The deed of gift declares that "the object of this Foundation is not the promotion of scientific investigation and discovery, but rather the assimilation and interpretation of that which has been or shall be hereafter discovered, and its application to human welfare, especially by the building of the truths of science and philosophy into the structure of a broadened and purified religion. The founder believes that such a religion will greatly stimulate intelligent effort for the improvement of human conditions and the advancement of the race in strength and excellence of character. To this end it is desired that lectures or a series of lectures be given by men eminent In their respective departments, on ethics, the history of civilization and religion, biblical research, all sciences and branches of knowledge which have an important bearing on the subject, all the great laws of nature, especially of evolution . . . also such interpretations of literature and sociology as are in accord with the spirit of this Foundation, to the end that the Christian spirit may be nurtured in the fullest light of the world's knowledge and that mankind may be helped to attain its highest possible welfare and happiness upon this earth . . .

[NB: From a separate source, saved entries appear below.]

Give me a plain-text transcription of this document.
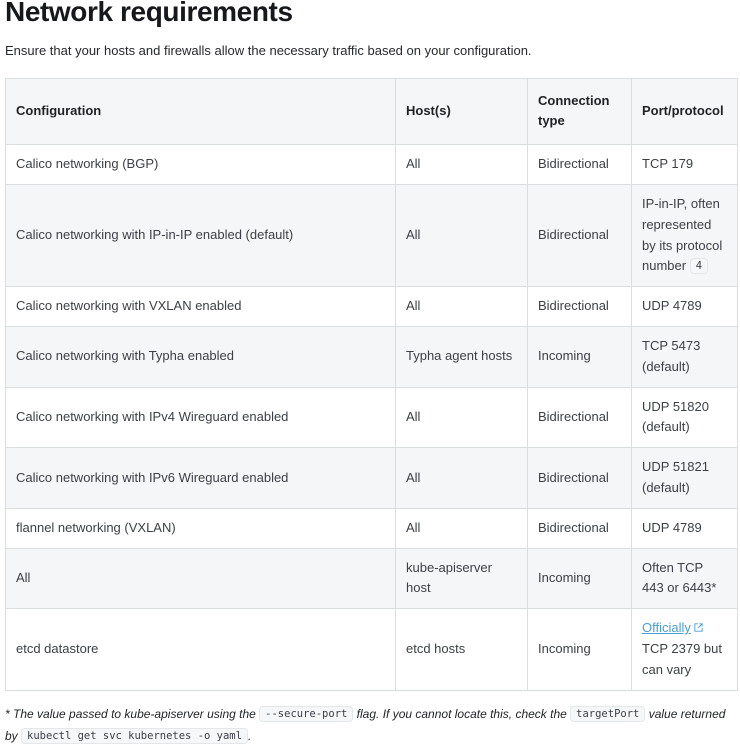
Network requirements

Ensure that your hosts and firewalls allow the necessary traffic based on your configuration.

Configuration	Host(s)	Connection type	Port/protocol
Calico networking (BGP)	All	Bidirectional	TCP 179
Calico networking with IP-in-IP enabled (default)	All	Bidirectional	IP-in-IP, often represented by its protocol number 4
Calico networking with VXLAN enabled	All	Bidirectional	UDP 4789
Calico networking with Typha enabled	Typha agent hosts	Incoming	TCP 5473 (default)
Calico networking with IPv4 Wireguard enabled	All	Bidirectional	UDP 51820 (default)
Calico networking with IPv6 Wireguard enabled	All	Bidirectional	UDP 51821 (default)
flannel networking (VXLAN)	All	Bidirectional	UDP 4789
All	kube-apiserver host	Incoming	Often TCP 443 or 6443*
etcd datastore	etcd hosts	Incoming	Officially TCP 2379 but can vary

* The value passed to kube-apiserver using the --secure-port flag. If you cannot locate this, check the targetPort value returned by kubectl get svc kubernetes -o yaml .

"The lectures shall be subject to no philosophical or religious test and no one who is an earnest seeker after truth shall be excluded because his views seem radical or destructive of existing beliefs. The founder realizes that the liberalism of one generation is often conservatism in the next, and that many an apostle of true liberty has suffered martyrdom at the hands of the orthodox. He therefore lays special emphasis on complete freedom of utterance, and would welcome expressions of conviction from sincere thinkers of differing standpoints even when these may run counter to the generally accepted views of the day. The founder stipulates only that the managers of the fund shall be satisfied that the lecturers are well qualified for their work and are in harmony with the cardinal principles of the Foundation, which are loyalty to the truth, lead where it will, and devotion to human welfare."